Gold to Silver Ratio – 50 years
macrotrends.com

And if you want to get really excited (or maybe just a little bit greedy), consider this: the inflation-adjusted high for silver right now is a jaw-dropping $145. With rising debt and money printing going into overdrive, that target is getting pushed higher every day.

Silver Price Chart – Inflation Adjusted – 50 years
macrotrends.com

Why Park Your Money in Metals?

With the Fed sending the cost of money down the slide and savings accounts offering laughably low interest rates, where does an investor turn? Historically, precious metals have been the alternative safe haven. Gold and silver don’t just sit pretty in a vault; they preserve purchasing power and, more often than not, outperform those dismal interest rates.

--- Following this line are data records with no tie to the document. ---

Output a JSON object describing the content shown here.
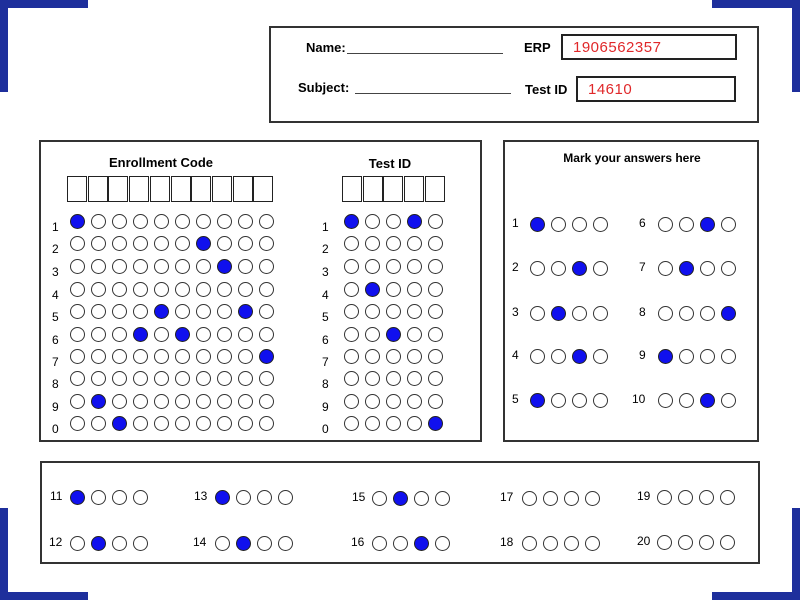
{
  "header": {
    "name_label": "Name:",
    "erp_label": "ERP",
    "erp_value": "1906562357",
    "subject_label": "Subject:",
    "testid_label": "Test ID",
    "testid_value": "14610"
  },
  "enrollment": {
    "title": "Enrollment Code",
    "row_labels": [
      "1",
      "2",
      "3",
      "4",
      "5",
      "6",
      "7",
      "8",
      "9",
      "0"
    ],
    "marks": [
      [
        0
      ],
      [
        6
      ],
      [
        7
      ],
      [],
      [
        4,
        8
      ],
      [
        3,
        5
      ],
      [
        9
      ],
      [],
      [
        1
      ],
      [
        2
      ]
    ]
  },
  "testid_grid": {
    "title": "Test ID",
    "row_labels": [
      "1",
      "2",
      "3",
      "4",
      "5",
      "6",
      "7",
      "8",
      "9",
      "0"
    ],
    "marks": [
      [
        0,
        3
      ],
      [],
      [],
      [
        1
      ],
      [],
      [
        2
      ],
      [],
      [],
      [],
      [
        4
      ]
    ]
  },
  "answers": {
    "title": "Mark your answers here",
    "questions": [
      {
        "label": "1",
        "marked": [
          0
        ]
      },
      {
        "label": "2",
        "marked": [
          2
        ]
      },
      {
        "label": "3",
        "marked": [
          1
        ]
      },
      {
        "label": "4",
        "marked": [
          2
        ]
      },
      {
        "label": "5",
        "marked": [
          0
        ]
      },
      {
        "label": "6",
        "marked": [
          2
        ]
      },
      {
        "label": "7",
        "marked": [
          1
        ]
      },
      {
        "label": "8",
        "marked": [
          3
        ]
      },
      {
        "label": "9",
        "marked": [
          0
        ]
      },
      {
        "label": "10",
        "marked": [
          2
        ]
      },
      {
        "label": "11",
        "marked": [
          0
        ]
      },
      {
        "label": "12",
        "marked": [
          1
        ]
      },
      {
        "label": "13",
        "marked": [
          0
        ]
      },
      {
        "label": "14",
        "marked": [
          1
        ]
      },
      {
        "label": "15",
        "marked": [
          1
        ]
      },
      {
        "label": "16",
        "marked": [
          2
        ]
      },
      {
        "label": "17",
        "marked": []
      },
      {
        "label": "18",
        "marked": []
      },
      {
        "label": "19",
        "marked": []
      },
      {
        "label": "20",
        "marked": []
      }
    ]
  },
  "colors": {
    "corner": "#1e2f9c",
    "fill": "#1010ee",
    "handwriting": "#e0282a"
  }
}
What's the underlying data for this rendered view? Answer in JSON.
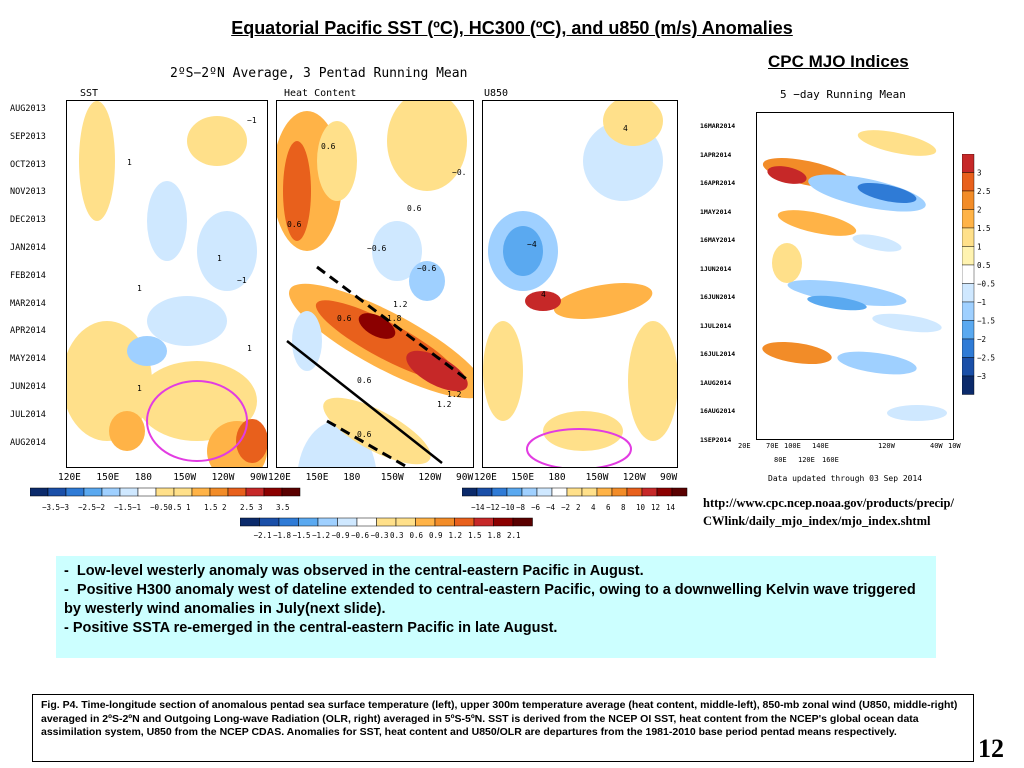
{
  "title": "Equatorial Pacific SST (ºC), HC300 (ºC), and u850  (m/s) Anomalies",
  "cpc_title": "CPC MJO Indices",
  "chart_data": [
    {
      "type": "heatmap",
      "title": "2ºS−2ºN Average, 3 Pentad Running Mean",
      "panels": [
        "SST",
        "Heat Content",
        "U850"
      ],
      "y_ticks": [
        "AUG2013",
        "SEP2013",
        "OCT2013",
        "NOV2013",
        "DEC2013",
        "JAN2014",
        "FEB2014",
        "MAR2014",
        "APR2014",
        "MAY2014",
        "JUN2014",
        "JUL2014",
        "AUG2014"
      ],
      "x_ticks": [
        "120E",
        "150E",
        "180",
        "150W",
        "120W",
        "90W"
      ],
      "sst_colorbar": [
        "−3.5",
        "−3",
        "−2.5",
        "−2",
        "−1.5",
        "−1",
        "−0.5",
        "0.5",
        "1",
        "1.5",
        "2",
        "2.5",
        "3",
        "3.5"
      ],
      "hc_colorbar": [
        "−2.1",
        "−1.8",
        "−1.5",
        "−1.2",
        "−0.9",
        "−0.6",
        "−0.3",
        "0.3",
        "0.6",
        "0.9",
        "1.2",
        "1.5",
        "1.8",
        "2.1"
      ],
      "u850_colorbar": [
        "−14",
        "−12",
        "−10",
        "−8",
        "−6",
        "−4",
        "−2",
        "2",
        "4",
        "6",
        "8",
        "10",
        "12",
        "14"
      ],
      "contour_labels_sst": [
        "−1",
        "1",
        "1",
        "1",
        "−1",
        "1",
        "1"
      ],
      "contour_labels_hc": [
        "0.6",
        "0.6",
        "0.6",
        "−0.6",
        "1.2",
        "1.8",
        "0.6",
        "1.2",
        "0.6",
        "1.2",
        "0.6",
        "−0.6",
        "−0."
      ],
      "contour_labels_u850": [
        "4",
        "−4",
        "4"
      ]
    },
    {
      "type": "heatmap",
      "title": "5 −day Running Mean",
      "y_ticks": [
        "16MAR2014",
        "1APR2014",
        "16APR2014",
        "1MAY2014",
        "16MAY2014",
        "1JUN2014",
        "16JUN2014",
        "1JUL2014",
        "16JUL2014",
        "1AUG2014",
        "16AUG2014",
        "1SEP2014"
      ],
      "x_ticks_top": [
        "20E",
        "70E",
        "100E",
        "140E",
        "120W",
        "40W",
        "10W"
      ],
      "x_ticks_bottom": [
        "80E",
        "120E",
        "160E"
      ],
      "colorbar": [
        "3",
        "2.5",
        "2",
        "1.5",
        "1",
        "0.5",
        "−0.5",
        "−1",
        "−1.5",
        "−2",
        "−2.5",
        "−3"
      ],
      "note": "Data updated through 03 Sep 2014"
    }
  ],
  "source": [
    "http://www.cpc.ncep.noaa.gov/products/precip/",
    "CWlink/daily_mjo_index/mjo_index.shtml"
  ],
  "notes": [
    {
      "dash": "-",
      "text": "Low-level westerly anomaly  was observed in the central-eastern Pacific in August."
    },
    {
      "dash": "-",
      "text": "Positive H300 anomaly west of dateline extended to central-eastern Pacific, owing to a downwelling Kelvin wave triggered by westerly wind anomalies in July(next slide)."
    },
    {
      "dash": "-",
      "text": "Positive SSTA re-emerged in the central-eastern Pacific in late August."
    }
  ],
  "caption": "Fig. P4. Time-longitude section of anomalous pentad sea surface temperature (left), upper 300m temperature average (heat content, middle-left), 850-mb zonal wind (U850, middle-right) averaged in 2ºS-2ºN and Outgoing Long-wave Radiation (OLR, right) averaged in 5ºS-5ºN. SST is derived from the NCEP OI SST, heat content from the NCEP's global ocean data assimilation system, U850 from the NCEP CDAS. Anomalies for SST, heat content and U850/OLR are departures from the 1981-2010 base period pentad means respectively.",
  "page_number": "12",
  "colors": {
    "warm": [
      "#ffffff",
      "#ffe08a",
      "#ffb347",
      "#f28c28",
      "#e8601c",
      "#c62828",
      "#8b0000"
    ],
    "cool": [
      "#ffffff",
      "#cfe8ff",
      "#9fd0ff",
      "#5aa9f0",
      "#2f7bd6",
      "#1a4fa8",
      "#0b2a6b"
    ],
    "annotation_circle": "#e23ce2"
  }
}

So, why not give your cash a golden parachute? By moving some funds into precious metals, you’re not just hedging against inflation, you’re setting yourself up for a potentially lucrative ride.

The Bottom Line

History has shown us that gold and silver tend to flourish when the Fed cuts rates, and silver, in particular, often shines brighter over the long term. With the gold-silver ratio tightening, silver seems poised for a potential breakout. For those looking to preserve and potentially grow their wealth now again in a world of shrinking interest rates, it might be time to give gold and silver a closer look. After all, these metals have a way of glimmering when the financial skies get cloudy.